Where <XXX> is the acronym of the service being throttled. The service acronyms are the following:
EAS— Exchange ActiveSync Users
EWS— Exchange Web Services Users
OWA— Outlook Web App Users
POP— POP3 Users
UM— Unified Messaging Users
IMAP— IMAP4 Users
The
PercentTimeInCAS is the sum of PercentTimeInAD and
PercentTimeInMailboxRPC plus time executing on the CAS. It is possible
for the percent times to be higher than 100 due to concurrent
connections. For example, if a user running an OWA session consumes 42
seconds out of a minute, their OWAPercentTimeInCAS would be 70%. If they
open a second OWA session on another system that consumes 30 seconds
out of a minute, their total OWAPercentTimeInCAS would be 70% + 50% or
120%.
Interestingly, PowerShell has its own set of throttling parameters, as follows:
PowerShellMaxConcurrency— This is the number of remote PowerShell sessions that a user can have open at the same time.
PowerShellMaxCmdlets—
This specifies the number of cmdlets that the user can execute in the
time period specified by the PowerShellMaxCmdletsTimePeriod parameter.
The two should be set at the same time.
PowerShellMaxCmdletsTimePeriod— The time period in seconds for which the PowerShellMaxCmdlets parameter is enforced.
PowerShellMaxCmdletQueueDepth—
This is the number of operations allowed to be executed by the user.
This should be set to at least three times the value of
PowerShellMaxConcurrency.
The default policy values for some of the key parameters are given in Table 3. These default values can be adjusted by either adjusting the default policy using the Set-ThrottlingPolicy cmdlet or by creating a new throttling policy with the New-ThrottlingPolicy cmdlet and then assigning it to a user with the Set-ThrottlingPolicy cmdlet.

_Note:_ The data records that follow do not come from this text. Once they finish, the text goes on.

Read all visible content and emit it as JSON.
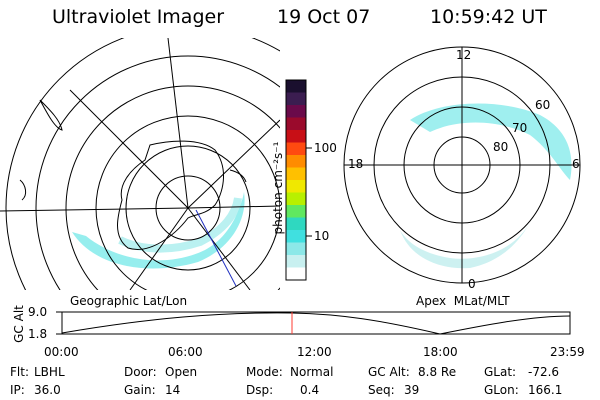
{
  "header": {
    "title": "Ultraviolet Imager",
    "date": "19 Oct 07",
    "time": "10:59:42 UT"
  },
  "geo_panel": {
    "caption": "Geographic Lat/Lon"
  },
  "apex_panel": {
    "caption": "Apex  MLat/MLT",
    "mlt_labels": {
      "top": "12",
      "left": "18",
      "right": "6",
      "bottom": "0"
    },
    "lat_labels": [
      "60",
      "70",
      "80"
    ]
  },
  "colorbar": {
    "unit": "photon cm⁻²s⁻¹",
    "tick_labels": [
      "100",
      "10"
    ],
    "colors": [
      "#1a0f2e",
      "#3b1d50",
      "#6a0a4a",
      "#9a0a2c",
      "#c80f16",
      "#ff4a10",
      "#ff8c00",
      "#ffc000",
      "#f0e800",
      "#b8f000",
      "#60e860",
      "#2fd8c0",
      "#40e0e0",
      "#8ce8e8",
      "#c8f0f0",
      "#ffffff"
    ]
  },
  "timeline": {
    "axis_label": "GC Alt",
    "y_ticks": [
      "9.0",
      "1.8"
    ],
    "x_ticks": [
      "00:00",
      "06:00",
      "12:00",
      "18:00",
      "23:59"
    ],
    "marker_color": "#ff3b30",
    "marker_value": "10:59:42"
  },
  "status": [
    {
      "label": "Flt:",
      "value": "LBHL"
    },
    {
      "label": "Door:",
      "value": "Open"
    },
    {
      "label": "Mode:",
      "value": "Normal"
    },
    {
      "label": "GC Alt:",
      "value": "8.8 Re"
    },
    {
      "label": "GLat:",
      "value": "-72.6"
    },
    {
      "label": "IP:",
      "value": "36.0"
    },
    {
      "label": "Gain:",
      "value": "14"
    },
    {
      "label": "Dsp:",
      "value": "0.4"
    },
    {
      "label": "Seq:",
      "value": "39"
    },
    {
      "label": "GLon:",
      "value": "166.1"
    }
  ],
  "colors": {
    "aurora": "#40e0e0",
    "aurora_light": "#c8f0f0"
  }
}
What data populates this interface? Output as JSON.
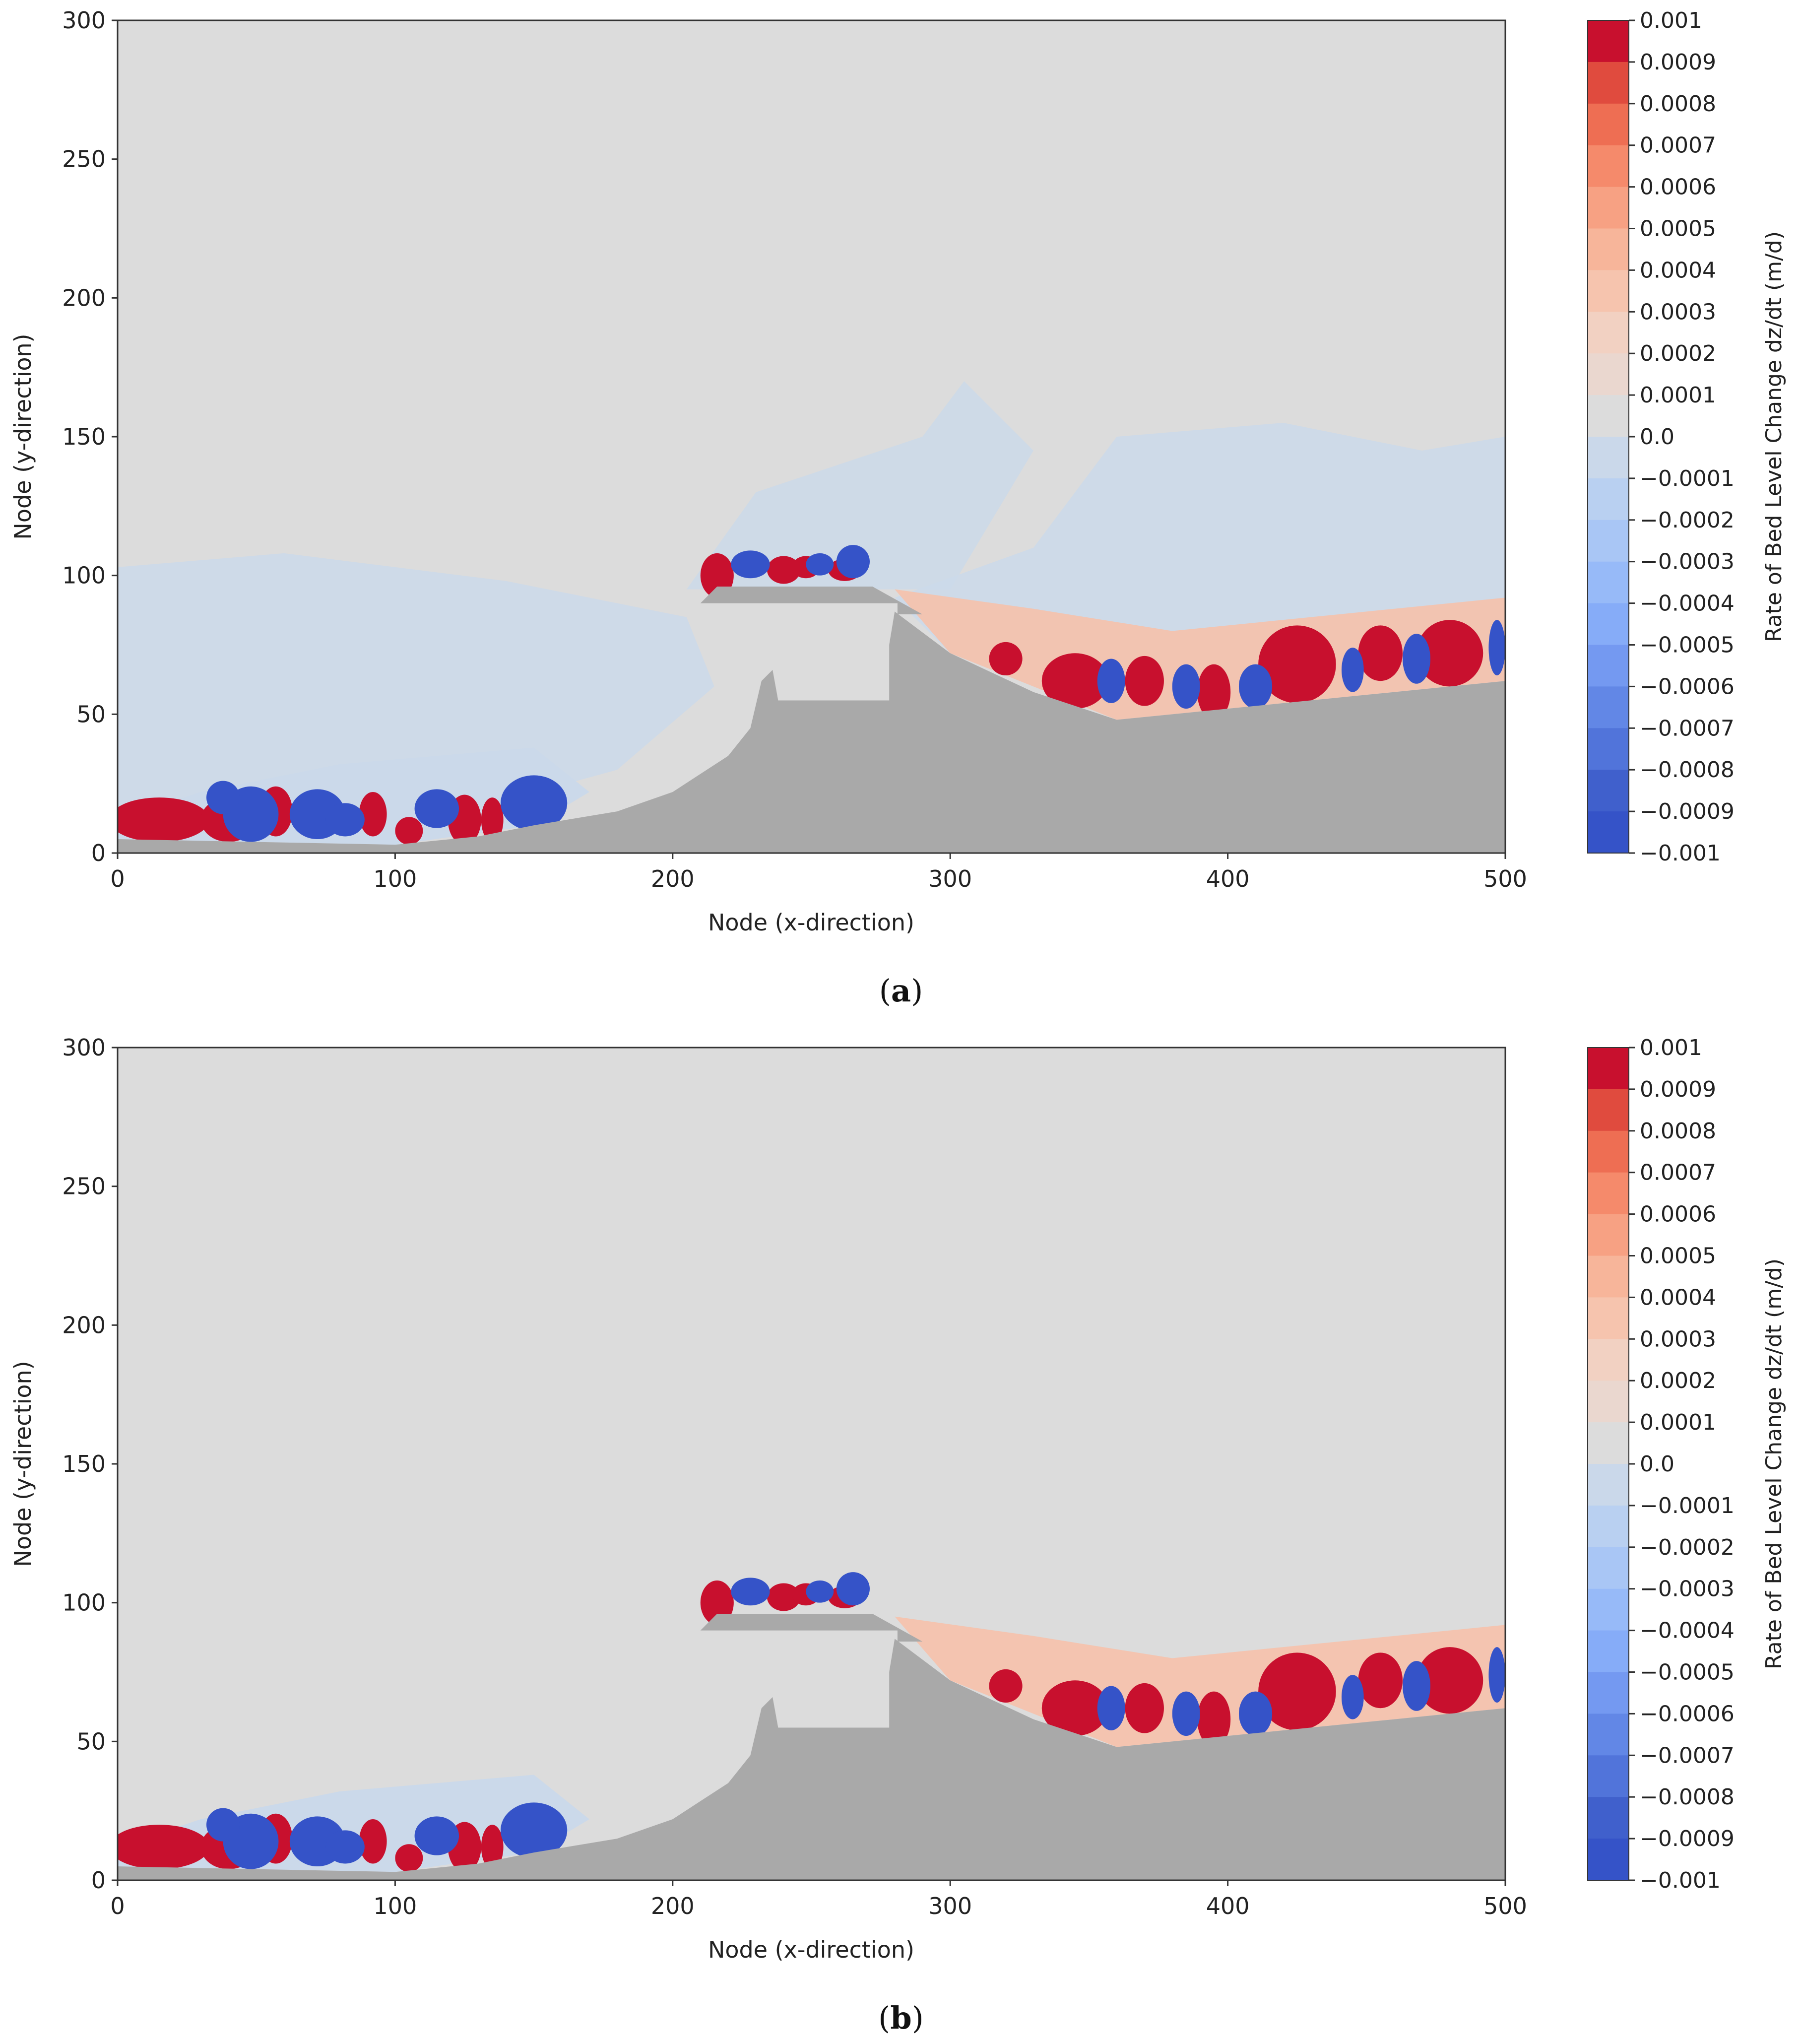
{
  "chart_data": [
    {
      "type": "heatmap",
      "panel_label": "a",
      "xlabel": "Node (x-direction)",
      "ylabel": "Node (y-direction)",
      "xlim": [
        0,
        500
      ],
      "ylim": [
        0,
        300
      ],
      "xticks": [
        "0",
        "100",
        "200",
        "300",
        "400",
        "500"
      ],
      "yticks": [
        "0",
        "50",
        "100",
        "150",
        "200",
        "250",
        "300"
      ],
      "colorbar": {
        "label": "Rate of Bed Level Change dz/dt (m/d)",
        "range": [
          -0.001,
          0.001
        ],
        "ticks": [
          "0.001",
          "0.0009",
          "0.0008",
          "0.0007",
          "0.0006",
          "0.0005",
          "0.0004",
          "0.0003",
          "0.0002",
          "0.0001",
          "0.0",
          "−0.0001",
          "−0.0002",
          "−0.0003",
          "−0.0004",
          "−0.0005",
          "−0.0006",
          "−0.0007",
          "−0.0008",
          "−0.0009",
          "−0.001"
        ]
      },
      "land_boundary": [
        [
          0,
          5
        ],
        [
          100,
          3
        ],
        [
          130,
          6
        ],
        [
          150,
          10
        ],
        [
          180,
          15
        ],
        [
          200,
          22
        ],
        [
          220,
          35
        ],
        [
          228,
          45
        ],
        [
          232,
          62
        ],
        [
          236,
          66
        ],
        [
          238,
          55
        ],
        [
          278,
          55
        ],
        [
          278,
          75
        ],
        [
          280,
          87
        ],
        [
          300,
          72
        ],
        [
          330,
          58
        ],
        [
          360,
          48
        ],
        [
          400,
          52
        ],
        [
          450,
          57
        ],
        [
          500,
          62
        ]
      ],
      "breakwater": [
        [
          210,
          90
        ],
        [
          216,
          96
        ],
        [
          272,
          96
        ],
        [
          290,
          86
        ],
        [
          281,
          86
        ],
        [
          281,
          90
        ]
      ],
      "water_boundary": [
        [
          0,
          5
        ],
        [
          500,
          62
        ]
      ]
    },
    {
      "type": "heatmap",
      "panel_label": "b",
      "xlabel": "Node (x-direction)",
      "ylabel": "Node (y-direction)",
      "xlim": [
        0,
        500
      ],
      "ylim": [
        0,
        300
      ],
      "xticks": [
        "0",
        "100",
        "200",
        "300",
        "400",
        "500"
      ],
      "yticks": [
        "0",
        "50",
        "100",
        "150",
        "200",
        "250",
        "300"
      ],
      "colorbar": {
        "label": "Rate of Bed Level Change dz/dt (m/d)",
        "range": [
          -0.001,
          0.001
        ],
        "ticks": [
          "0.001",
          "0.0009",
          "0.0008",
          "0.0007",
          "0.0006",
          "0.0005",
          "0.0004",
          "0.0003",
          "0.0002",
          "0.0001",
          "0.0",
          "−0.0001",
          "−0.0002",
          "−0.0003",
          "−0.0004",
          "−0.0005",
          "−0.0006",
          "−0.0007",
          "−0.0008",
          "−0.0009",
          "−0.001"
        ]
      },
      "land_boundary": [
        [
          0,
          5
        ],
        [
          100,
          3
        ],
        [
          130,
          6
        ],
        [
          150,
          10
        ],
        [
          180,
          15
        ],
        [
          200,
          22
        ],
        [
          220,
          35
        ],
        [
          228,
          45
        ],
        [
          232,
          62
        ],
        [
          236,
          66
        ],
        [
          238,
          55
        ],
        [
          278,
          55
        ],
        [
          278,
          75
        ],
        [
          280,
          87
        ],
        [
          300,
          72
        ],
        [
          330,
          58
        ],
        [
          360,
          48
        ],
        [
          400,
          52
        ],
        [
          450,
          57
        ],
        [
          500,
          62
        ]
      ],
      "breakwater": [
        [
          210,
          90
        ],
        [
          216,
          96
        ],
        [
          272,
          96
        ],
        [
          290,
          86
        ],
        [
          281,
          86
        ],
        [
          281,
          90
        ]
      ],
      "water_boundary": [
        [
          0,
          5
        ],
        [
          500,
          62
        ]
      ]
    }
  ],
  "colors": {
    "neutral": "#dcdcdc",
    "land": "#a9a9a9",
    "red_strong": "#c8102e",
    "blue_strong": "#3553c8",
    "light_blue": "#cbd9ea",
    "light_red": "#f6c1ab"
  },
  "colorbar_colors": [
    "#c8102e",
    "#e04b3e",
    "#ee6e53",
    "#f58a6b",
    "#f7a183",
    "#f7b59a",
    "#f6c4ae",
    "#f2d1c2",
    "#ead7cf",
    "#dcdcdc",
    "#cad8ea",
    "#b9d0f1",
    "#a9c6f5",
    "#97baf8",
    "#86acf8",
    "#7499f1",
    "#6287e6",
    "#5174da",
    "#4060cc",
    "#3553c8"
  ]
}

Table 3. Key Default Throttling Policy Values
| Parameter | Default Values |
|---|
| EASMaxConcurrency | 5 |
| EASPercentTimeInCAS | 75 |
| EWSMaxConcurrency | 10 |
| EWSPercentTimeInCAS | 90 |
| IMAPMaxConcurrency | 20 |
| IMAPPercentTimeInCAS | 150 |
| OWAMaxConcurrency | 5 |
| OWAPercentTimeInCAS | 150 |
| POPMaxConcurrency | 20 |
| POPPercentTimeInCAS | 150 |
| PowerShellMaxConcurrency | 18 |
| PowerShellMaxCmdlets | |
Throttling policy is assigned using the Set-Mailbox cmdlet. For example, to assign a throttling policy named ThrottlingPolicy1 to a user chrisa, run the following commands:
$tp = Get-ThrottlingPolicy ThrottlingPolicy1;
Set-Mailbox -Identity chrisa -ThrottlingPolicy $tp;
To reset a user’s policy
to the default policy, you have to explicitly set the user’s throttling
policy to the default policy. The commands to do this for the user
chrisa are as follows:
$defaultpolicy = Get-ThrottlingPolicy | where-object {$_.IsDefault -eq $true}
Set-Mailbox -Identity chrisa -ThrottlingPolicy $defaultpolicy;
The user chrisa now has
the default throttling policy assigned to her account. The effect of an
implicitly assigned default throttling policy and an explicitly assigned
default throttling policy is the same.